Time-of-flight mass spectrometry of underivatized single-stranded DNA oligomers by matrix-assisted laser desorption.

Abstract

Matrix-assisted laser desorption with concomitant ionization (MALDI) in conjunction with time-of-flight mass spectrometry (TOF-MS) has been used to analyze underivatized random-base single-stranded DNA (ssDNA) oligomers ranging from 10 to 89 nucleotides in length by embedding them in a solid matrix of 3-hydroxypicolinic acid. At 355-nm desorption wavelength, mass spectra of positive and negative ions measured by reflecting and linear time-of-flight mass spectrometers are compared. Results from the linear system show the ionization yield is approximately equal for each polarity. Metastable ion decay is significant for the larger ssDNA oligomer ions, which results in a decrease in signal intensity and the broadening of mass peaks.

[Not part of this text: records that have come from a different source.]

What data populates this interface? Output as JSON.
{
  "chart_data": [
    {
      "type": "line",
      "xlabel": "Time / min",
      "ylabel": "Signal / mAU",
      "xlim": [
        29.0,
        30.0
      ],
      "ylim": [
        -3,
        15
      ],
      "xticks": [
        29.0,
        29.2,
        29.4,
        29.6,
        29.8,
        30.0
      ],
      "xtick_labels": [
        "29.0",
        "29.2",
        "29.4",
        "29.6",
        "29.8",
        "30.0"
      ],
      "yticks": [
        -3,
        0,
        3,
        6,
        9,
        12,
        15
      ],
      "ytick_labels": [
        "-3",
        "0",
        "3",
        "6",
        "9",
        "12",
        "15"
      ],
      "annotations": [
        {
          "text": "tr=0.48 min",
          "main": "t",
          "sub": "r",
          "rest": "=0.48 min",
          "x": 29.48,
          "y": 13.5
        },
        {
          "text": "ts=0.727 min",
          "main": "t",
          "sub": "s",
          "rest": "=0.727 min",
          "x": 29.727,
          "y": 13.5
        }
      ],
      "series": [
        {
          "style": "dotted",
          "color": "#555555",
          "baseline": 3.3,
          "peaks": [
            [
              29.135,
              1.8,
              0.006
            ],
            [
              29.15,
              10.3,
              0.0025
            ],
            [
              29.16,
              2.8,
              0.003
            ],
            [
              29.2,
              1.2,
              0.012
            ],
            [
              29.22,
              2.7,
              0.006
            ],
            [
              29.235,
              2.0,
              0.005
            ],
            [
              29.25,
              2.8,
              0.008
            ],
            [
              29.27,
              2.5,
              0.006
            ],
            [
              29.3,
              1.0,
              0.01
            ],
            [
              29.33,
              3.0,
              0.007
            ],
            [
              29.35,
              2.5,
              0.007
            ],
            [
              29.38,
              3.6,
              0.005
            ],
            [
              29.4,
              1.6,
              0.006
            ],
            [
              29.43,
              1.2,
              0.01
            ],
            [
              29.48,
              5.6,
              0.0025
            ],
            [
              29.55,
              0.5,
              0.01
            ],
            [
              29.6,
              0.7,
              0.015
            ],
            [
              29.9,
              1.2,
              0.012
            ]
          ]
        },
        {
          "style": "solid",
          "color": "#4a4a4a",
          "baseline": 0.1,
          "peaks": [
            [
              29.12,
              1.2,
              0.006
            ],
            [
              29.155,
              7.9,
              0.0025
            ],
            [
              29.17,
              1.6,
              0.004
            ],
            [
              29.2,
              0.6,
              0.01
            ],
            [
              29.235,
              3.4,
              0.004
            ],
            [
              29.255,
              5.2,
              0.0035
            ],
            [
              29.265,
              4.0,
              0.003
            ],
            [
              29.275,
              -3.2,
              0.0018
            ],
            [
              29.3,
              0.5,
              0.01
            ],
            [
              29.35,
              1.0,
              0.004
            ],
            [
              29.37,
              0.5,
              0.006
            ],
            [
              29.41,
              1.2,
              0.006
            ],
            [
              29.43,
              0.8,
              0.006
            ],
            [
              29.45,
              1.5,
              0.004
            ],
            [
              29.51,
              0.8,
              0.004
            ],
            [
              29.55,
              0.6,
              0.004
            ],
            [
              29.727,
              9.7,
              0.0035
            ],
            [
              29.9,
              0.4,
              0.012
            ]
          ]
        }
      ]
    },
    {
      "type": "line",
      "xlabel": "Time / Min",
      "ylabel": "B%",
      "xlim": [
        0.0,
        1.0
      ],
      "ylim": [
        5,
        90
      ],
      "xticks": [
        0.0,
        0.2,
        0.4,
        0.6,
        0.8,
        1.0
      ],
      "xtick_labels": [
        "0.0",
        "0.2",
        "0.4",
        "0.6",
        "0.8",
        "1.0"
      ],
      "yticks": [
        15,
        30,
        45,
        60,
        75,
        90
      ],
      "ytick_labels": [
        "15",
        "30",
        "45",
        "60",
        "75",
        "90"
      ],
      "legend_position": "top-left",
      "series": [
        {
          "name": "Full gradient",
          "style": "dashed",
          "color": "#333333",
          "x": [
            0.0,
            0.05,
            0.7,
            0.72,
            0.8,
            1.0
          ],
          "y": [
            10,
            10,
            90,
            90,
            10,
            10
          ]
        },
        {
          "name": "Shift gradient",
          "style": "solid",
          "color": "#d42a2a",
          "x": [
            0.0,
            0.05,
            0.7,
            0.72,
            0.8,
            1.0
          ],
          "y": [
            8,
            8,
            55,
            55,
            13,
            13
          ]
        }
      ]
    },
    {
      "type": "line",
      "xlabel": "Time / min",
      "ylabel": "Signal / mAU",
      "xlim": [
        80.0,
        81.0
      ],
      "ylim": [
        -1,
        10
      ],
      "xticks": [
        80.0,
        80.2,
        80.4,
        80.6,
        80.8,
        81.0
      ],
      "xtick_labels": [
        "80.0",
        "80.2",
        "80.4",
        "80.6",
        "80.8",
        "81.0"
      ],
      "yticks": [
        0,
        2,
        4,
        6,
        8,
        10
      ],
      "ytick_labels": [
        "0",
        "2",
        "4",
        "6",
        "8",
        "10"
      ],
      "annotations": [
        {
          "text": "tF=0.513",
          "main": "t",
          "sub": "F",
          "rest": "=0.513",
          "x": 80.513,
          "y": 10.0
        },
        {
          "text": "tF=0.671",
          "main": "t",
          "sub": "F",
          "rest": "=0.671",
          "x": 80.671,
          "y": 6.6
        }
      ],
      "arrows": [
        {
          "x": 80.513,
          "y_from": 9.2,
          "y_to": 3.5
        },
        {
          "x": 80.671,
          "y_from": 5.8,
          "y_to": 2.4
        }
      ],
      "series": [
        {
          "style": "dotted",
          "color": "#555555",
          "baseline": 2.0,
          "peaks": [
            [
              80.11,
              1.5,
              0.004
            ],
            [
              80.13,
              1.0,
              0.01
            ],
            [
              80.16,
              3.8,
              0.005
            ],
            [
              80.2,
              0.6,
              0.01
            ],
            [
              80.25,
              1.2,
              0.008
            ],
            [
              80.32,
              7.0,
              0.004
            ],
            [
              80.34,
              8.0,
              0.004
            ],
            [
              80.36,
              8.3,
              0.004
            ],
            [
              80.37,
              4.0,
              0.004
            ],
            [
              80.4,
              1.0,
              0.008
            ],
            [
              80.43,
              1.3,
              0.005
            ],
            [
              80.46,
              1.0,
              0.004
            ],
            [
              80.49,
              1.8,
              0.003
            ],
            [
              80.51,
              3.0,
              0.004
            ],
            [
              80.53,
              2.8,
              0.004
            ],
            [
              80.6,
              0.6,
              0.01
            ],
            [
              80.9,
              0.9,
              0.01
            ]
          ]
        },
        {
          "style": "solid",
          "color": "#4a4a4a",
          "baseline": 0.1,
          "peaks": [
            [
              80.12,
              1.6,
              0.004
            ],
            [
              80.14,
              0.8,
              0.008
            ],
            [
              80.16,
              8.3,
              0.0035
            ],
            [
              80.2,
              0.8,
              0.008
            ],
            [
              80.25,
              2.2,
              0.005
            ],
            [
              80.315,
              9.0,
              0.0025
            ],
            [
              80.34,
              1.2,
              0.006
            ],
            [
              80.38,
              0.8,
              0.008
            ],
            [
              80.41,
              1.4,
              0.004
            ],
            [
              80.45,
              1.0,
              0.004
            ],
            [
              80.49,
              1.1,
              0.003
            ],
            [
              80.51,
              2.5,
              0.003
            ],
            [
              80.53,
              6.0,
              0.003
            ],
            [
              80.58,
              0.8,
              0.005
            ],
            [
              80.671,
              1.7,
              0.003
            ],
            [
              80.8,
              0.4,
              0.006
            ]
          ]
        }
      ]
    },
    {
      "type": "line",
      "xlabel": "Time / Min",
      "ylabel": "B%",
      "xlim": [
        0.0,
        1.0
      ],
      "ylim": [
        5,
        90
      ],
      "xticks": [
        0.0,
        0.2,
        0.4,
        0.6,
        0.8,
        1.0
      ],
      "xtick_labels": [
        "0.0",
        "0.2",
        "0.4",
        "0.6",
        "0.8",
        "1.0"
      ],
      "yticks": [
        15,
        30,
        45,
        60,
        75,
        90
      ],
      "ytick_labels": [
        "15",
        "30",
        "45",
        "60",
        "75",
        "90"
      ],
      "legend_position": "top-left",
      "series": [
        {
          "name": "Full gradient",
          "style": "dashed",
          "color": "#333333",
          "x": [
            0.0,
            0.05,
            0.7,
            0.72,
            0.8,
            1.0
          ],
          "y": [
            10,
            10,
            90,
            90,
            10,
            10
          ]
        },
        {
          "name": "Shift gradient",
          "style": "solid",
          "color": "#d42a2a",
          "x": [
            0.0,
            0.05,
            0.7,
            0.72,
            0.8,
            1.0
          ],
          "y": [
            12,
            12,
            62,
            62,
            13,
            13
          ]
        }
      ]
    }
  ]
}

In order to obtain an acceptable signal-to-noise ratio on a reflecting TOF system, a higher laser irradiance is needed, which consequently causes further degradation of mass resolution. With the apparent advantages of better sensitivity and mass resolution, it is concluded that a linear TOF system is better suited for the mass spectrometric analysis of ssDNA oligomers larger than about a 25-mer. The current system permits one-base resolution up to about a 40-mer. Mass accuracy for a 20-mer or smaller is within +/- 0.05%. Comparison of mass spectra from 5-ns and 35-ps pulse widths at the same energy density shows no significant differences. Mechanisms for oligonucleotide ion production in these experiments are discussed.